MP-301a · Module 1
Fan-Out / Fan-In Orchestration
4 min read
Fan-out/fan-in is the pattern where a tool splits a request into parallel sub-operations, executes them concurrently, and merges the results. The classic use case: "search across five data sources simultaneously and return a unified result." Without server-side fan-out, the LLM would call five separate tools sequentially, consuming five round-trips and five times the token overhead for tool-call framing. A fan-out tool does the same work in one call with parallel execution inside the server.
The fan-in merge is where the real complexity lives. When three of five sources return results and two time out, what do you return? A strict strategy fails the entire operation. A lenient strategy returns partial results with metadata about which sources failed. A quorum strategy requires N of M sources to succeed before returning. The right choice depends on your use case: financial data needs all sources (strict), search results are useful even if partial (lenient), and consensus-based decisions need a majority (quorum).
Concurrency limits are essential in production fan-out. If the LLM calls your "search everything" tool and it fans out to 50 data sources simultaneously, you may exhaust connection pools, hit API rate limits, or overwhelm downstream services. Use a concurrency limiter (semaphore pattern) to cap the number of in-flight sub-operations. A fan-out of 50 with a concurrency limit of 5 still completes faster than sequential, without the thundering-herd risk.

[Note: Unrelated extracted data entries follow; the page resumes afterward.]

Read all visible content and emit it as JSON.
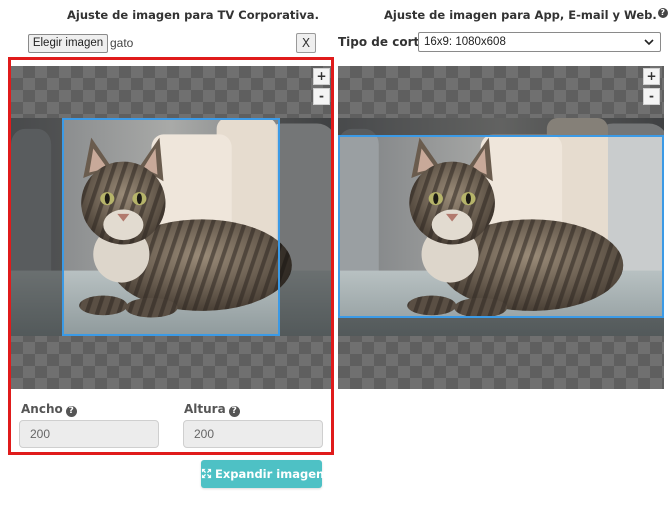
{
  "left_panel": {
    "title": "Ajuste de imagen para TV Corporativa.",
    "choose_button": "Elegir imagen",
    "file_name": "gato",
    "clear_button": "X",
    "zoom_in": "+",
    "zoom_out": "-",
    "width_label": "Ancho",
    "height_label": "Altura",
    "width_value": "200",
    "height_value": "200",
    "expand_button": "Expandir imagen"
  },
  "right_panel": {
    "title": "Ajuste de imagen para App, E-mail y Web.",
    "help_symbol": "?",
    "cut_type_label": "Tipo de corte:",
    "cut_type_selected": "16x9: 1080x608",
    "zoom_in": "+",
    "zoom_out": "-"
  },
  "colors": {
    "highlight_border": "#e01b1b",
    "crop_border": "#3b9ae6",
    "expand_button_bg": "#4ec1c5"
  }
}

// Fan-out with concurrency limit and partial-result tolerance
async function multiSearch(query: string, sources: string[]) {
const CONCURRENCY = 5;
const TIMEOUT_MS = 3000;
const results: { source: string; status: string; data?: unknown }[] = [];
// Semaphore for concurrency control
let running = 0;
const queue = [...sources];
async function runNext(): Promise<void> {
if (queue.length === 0) return;
const source = queue.shift()!;
running++;
try {
const data = await Promise.race([
searchSource(source, query),
new Promise((_, reject) =>
setTimeout(() => reject(new Error("timeout")), TIMEOUT_MS)
),
]);
results.push({ source, status: "ok", data });
} catch (err) {
results.push({ source, status: "failed", data: { error: (err as Error).message } });
} finally {
running--;
await runNext();
}
}
// Launch initial batch
await Promise.all(
Array.from({ length: Math.min(CONCURRENCY, sources.length) }, runNext)
);
const succeeded = results.filter(r => r.status === "ok");
const failed = results.filter(r => r.status === "failed");
return {
content: [{ type: "text" as const, text: JSON.stringify({
query,
totalSources: sources.length,
succeeded: succeeded.length,
failed: failed.length,
results: succeeded.map(r => r.data),
failures: failed.map(r => ({ source: r.source, error: (r.data as { error: string }).error })),
}, null, 2) }],
};
}
- Set a concurrency ceiling Cap parallel sub-operations with a semaphore. Start with 5 and tune based on downstream capacity. Never fan out unbounded.
- Choose a merge strategy Decide upfront: strict (all-or-nothing), lenient (partial results OK), or quorum (N of M required). Document it in the tool description.
- Add per-source timeouts Wrap each sub-operation in a Promise.race with a timeout. One slow source should not block the entire fan-out. Report timeouts as failures in the scorecard.